Wednesday, October 4, 2017

This past weekend's festivals: Route 91 and the Las Vegas shooting


This past weekend, I was in Louisville, Kentucky, for Louder Than Life: a music festival, a hard rock and metal festival, attended by many tens of thousands of people, all listening to the music, enjoying time with friends and family, and just having fun. After the final show ended, we all headed back homewards... tired, happy, and with a suitcase of memories.

In another city, Las Vegas, thousands of other music fans, this time fans of country music, were doing exactly the same thing: listening to the music, enjoying time with friends and family, and just simply having fun. The Route 91 Harvest festival in Vegas came to a very different end. Instead of happy memories, people are left with nightmares that won't fade and disappear with the dawn. The pain that all of those people are going through. The hurt, the questions, the horror.

So before starting to share my photos from Louder Than Life, I wanted to take a moment to think about what happened in Las Vegas. It's heartbreaking. Mass shootings happen here, over and over and over again, almost every day, and nothing ever changes. The numbers just grow bigger.

Growing up in, living and working in countries with very strict gun ownership laws, and with completely different gun cultures to that of here in the USA, my views on gun control may be quite contrary to the American Dream. I don't have a gun phobia. I've used a rifle and other guns to shoot targets; I've eaten food (rabbit, game birds) shot by hunters on their own property. I can understand the pride of a trained marksman.
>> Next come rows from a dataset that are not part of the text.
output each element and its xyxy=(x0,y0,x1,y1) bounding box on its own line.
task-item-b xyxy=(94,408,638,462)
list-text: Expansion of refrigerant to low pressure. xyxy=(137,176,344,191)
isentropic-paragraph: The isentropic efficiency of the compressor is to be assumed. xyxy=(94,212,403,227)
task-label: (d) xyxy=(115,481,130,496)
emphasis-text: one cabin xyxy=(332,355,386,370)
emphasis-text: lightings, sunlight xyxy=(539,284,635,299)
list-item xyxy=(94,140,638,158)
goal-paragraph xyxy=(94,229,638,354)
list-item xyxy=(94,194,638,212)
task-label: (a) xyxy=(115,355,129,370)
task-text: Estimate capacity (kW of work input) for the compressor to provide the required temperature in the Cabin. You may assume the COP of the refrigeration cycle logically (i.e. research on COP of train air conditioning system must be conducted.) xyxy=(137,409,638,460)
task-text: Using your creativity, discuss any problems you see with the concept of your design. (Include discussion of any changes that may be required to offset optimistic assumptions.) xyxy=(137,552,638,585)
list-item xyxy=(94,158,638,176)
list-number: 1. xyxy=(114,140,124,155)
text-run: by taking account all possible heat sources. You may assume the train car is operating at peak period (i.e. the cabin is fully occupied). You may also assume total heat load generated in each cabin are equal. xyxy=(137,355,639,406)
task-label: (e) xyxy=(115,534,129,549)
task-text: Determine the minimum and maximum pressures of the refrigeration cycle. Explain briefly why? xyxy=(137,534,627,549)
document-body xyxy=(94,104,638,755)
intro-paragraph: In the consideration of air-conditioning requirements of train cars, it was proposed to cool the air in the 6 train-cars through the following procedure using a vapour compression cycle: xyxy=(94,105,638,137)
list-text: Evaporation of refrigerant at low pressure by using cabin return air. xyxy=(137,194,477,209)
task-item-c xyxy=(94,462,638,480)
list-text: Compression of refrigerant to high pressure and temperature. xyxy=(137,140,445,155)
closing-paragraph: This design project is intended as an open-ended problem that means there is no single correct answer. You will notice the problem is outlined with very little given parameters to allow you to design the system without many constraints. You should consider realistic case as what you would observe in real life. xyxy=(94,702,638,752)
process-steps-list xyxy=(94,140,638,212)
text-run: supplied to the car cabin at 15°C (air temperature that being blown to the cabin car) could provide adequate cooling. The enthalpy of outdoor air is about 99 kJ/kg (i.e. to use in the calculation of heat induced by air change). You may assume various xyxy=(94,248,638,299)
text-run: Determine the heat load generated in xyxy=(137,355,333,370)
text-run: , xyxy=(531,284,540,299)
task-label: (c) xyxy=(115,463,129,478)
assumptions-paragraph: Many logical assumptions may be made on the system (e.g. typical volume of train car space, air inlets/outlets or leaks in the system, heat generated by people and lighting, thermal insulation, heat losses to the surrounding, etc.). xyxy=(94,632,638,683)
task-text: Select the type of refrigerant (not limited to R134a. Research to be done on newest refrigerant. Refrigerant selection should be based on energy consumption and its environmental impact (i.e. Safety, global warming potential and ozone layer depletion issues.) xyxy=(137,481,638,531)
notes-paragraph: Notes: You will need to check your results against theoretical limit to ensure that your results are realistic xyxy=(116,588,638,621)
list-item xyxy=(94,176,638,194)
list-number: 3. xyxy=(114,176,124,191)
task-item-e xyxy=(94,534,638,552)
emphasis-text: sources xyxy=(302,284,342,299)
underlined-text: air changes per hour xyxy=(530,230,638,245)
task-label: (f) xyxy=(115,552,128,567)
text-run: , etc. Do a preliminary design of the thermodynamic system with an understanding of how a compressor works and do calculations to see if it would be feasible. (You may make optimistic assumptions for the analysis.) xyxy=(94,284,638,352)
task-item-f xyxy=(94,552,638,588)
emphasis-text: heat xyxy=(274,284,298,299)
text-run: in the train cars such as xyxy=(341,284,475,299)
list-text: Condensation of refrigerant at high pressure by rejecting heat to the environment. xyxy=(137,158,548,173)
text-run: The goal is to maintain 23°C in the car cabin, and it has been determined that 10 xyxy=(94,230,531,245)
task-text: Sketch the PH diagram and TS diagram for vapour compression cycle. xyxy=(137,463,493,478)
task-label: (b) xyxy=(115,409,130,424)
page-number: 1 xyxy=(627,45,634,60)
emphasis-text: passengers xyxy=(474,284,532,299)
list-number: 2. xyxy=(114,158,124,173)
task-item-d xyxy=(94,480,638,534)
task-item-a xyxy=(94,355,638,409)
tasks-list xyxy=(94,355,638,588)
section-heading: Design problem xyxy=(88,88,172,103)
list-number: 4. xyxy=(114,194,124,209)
I know that there are dangerous, military combat situations where a having weapon is critically important (in a war zone, not on the streets of my home town). But having the option to own a gun has never, ever, ever seemed like a basic human right to me--why would it? I find it fundamentally impossible to understand why so many Americans consider the Second Amendment, designed to allow the government to pull together a militia at will, means that Americans now, many years after the constitution was written, should be able to own as many weapons of human destruction as they desire.

Seeing "open carry" in effect on the city streets of Louisville was already hard to deal with.

I flew back from Louisville on Monday, with a connection in Las Vegas. There was no disruption to the flight: we were not rerouted, nothing changed in the schedule. Coming in to land, people on the left side of the plane were straining to take phone photos of the Mandalay Bay hotel, trying to get a photo of "the window". The airport was still full of tingling, flashing slot machines. The muzak played full blast. Nothing had changed, even though it was just half a day after a man rained down gunfire on a plaza crammed full of music fans. Apart from a few passengers quietly telling each other where they had been when it happened, it was just another day in just-another of America's airports.

I didn't want to have to tell anyone there that I'd spent all weekend "shooting a festival". That would have sounded so very, very inappropriate. Inane. Insensitive.

What do we do next? Help me out here. I'm losing faith in understanding the American psyche, whether it's racism or gun ownership or health care or even education. The views and the votes of so many people go against everything I was raised to believe.

All I can say now: just take care of each other. Be aware of your surroundings; know your limits, and have an escape route planned. Carry love in your hearts, logic in your heads, and music in your ears.